Il dirige une transition d’un an, avec un gouvernement nommé et une charte adoptée.
La Cédéao conteste ce calendrier et rejette la légitimité du régime issu du putsch.

La situation de Domingos Simões Pereira au cœur des discussions

Domingos Simões Pereira, figure centrale de l’opposition, demeure incarcéré.
Il soutenait la candidature de Fernando Dias da Costa, qui revendiquait la victoire dès le lendemain du scrutin.
Ce dernier s’est réfugié à l’ambassade du Nigéria à Bissau pour sa sécurité.

Les exigences fermes de la Cédéao

La Cédéao affirme que l’élection du 23 novembre s’est déroulée dans des conditions jugées libres et transparentes.
L’organisation exige la libération immédiate de tous les prisonniers politiques.
Elle appelle à une transition courte, inclusive et respectueuse de l’ordre constitutionnel.

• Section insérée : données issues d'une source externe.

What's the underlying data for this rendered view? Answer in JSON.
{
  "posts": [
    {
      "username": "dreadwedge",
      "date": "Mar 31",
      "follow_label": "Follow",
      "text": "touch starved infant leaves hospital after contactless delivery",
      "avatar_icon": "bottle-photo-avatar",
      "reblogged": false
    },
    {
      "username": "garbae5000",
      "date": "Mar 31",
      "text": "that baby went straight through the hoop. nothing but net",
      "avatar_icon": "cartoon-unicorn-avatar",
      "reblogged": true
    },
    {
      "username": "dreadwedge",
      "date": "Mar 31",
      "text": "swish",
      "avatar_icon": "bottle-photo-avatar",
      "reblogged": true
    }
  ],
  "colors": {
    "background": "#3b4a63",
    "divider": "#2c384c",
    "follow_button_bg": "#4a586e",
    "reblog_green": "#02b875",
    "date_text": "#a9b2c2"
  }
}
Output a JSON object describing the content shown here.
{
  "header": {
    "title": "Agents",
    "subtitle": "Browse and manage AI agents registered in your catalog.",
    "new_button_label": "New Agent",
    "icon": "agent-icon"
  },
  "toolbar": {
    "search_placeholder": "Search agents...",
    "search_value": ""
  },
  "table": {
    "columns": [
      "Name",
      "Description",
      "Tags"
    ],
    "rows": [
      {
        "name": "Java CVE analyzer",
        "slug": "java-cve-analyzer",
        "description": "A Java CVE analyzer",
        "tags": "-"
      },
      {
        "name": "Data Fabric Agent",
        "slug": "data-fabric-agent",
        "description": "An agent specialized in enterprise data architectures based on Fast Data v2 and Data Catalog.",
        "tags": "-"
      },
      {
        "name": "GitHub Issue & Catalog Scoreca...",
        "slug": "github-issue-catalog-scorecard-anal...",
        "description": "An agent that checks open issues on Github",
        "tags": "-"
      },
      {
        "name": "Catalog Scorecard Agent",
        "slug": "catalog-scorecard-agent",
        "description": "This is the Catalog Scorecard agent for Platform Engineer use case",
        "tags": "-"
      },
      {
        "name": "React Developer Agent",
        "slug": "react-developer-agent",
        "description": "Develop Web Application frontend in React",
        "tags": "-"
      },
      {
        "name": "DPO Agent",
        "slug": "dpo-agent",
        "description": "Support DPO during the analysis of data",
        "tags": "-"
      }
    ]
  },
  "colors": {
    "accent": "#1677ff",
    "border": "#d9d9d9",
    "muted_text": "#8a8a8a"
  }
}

Menace de sanctions et poursuite des efforts régionaux

La Cédéao prévoit l’envoi de nouvelles missions de haut niveau à Bissau.
Elle menace d’imposer des sanctions ciblées contre toute entrave au processus de retour constitutionnel.
L’organisation appelle également l’Union africaine et les partenaires internationaux à soutenir ses décisions.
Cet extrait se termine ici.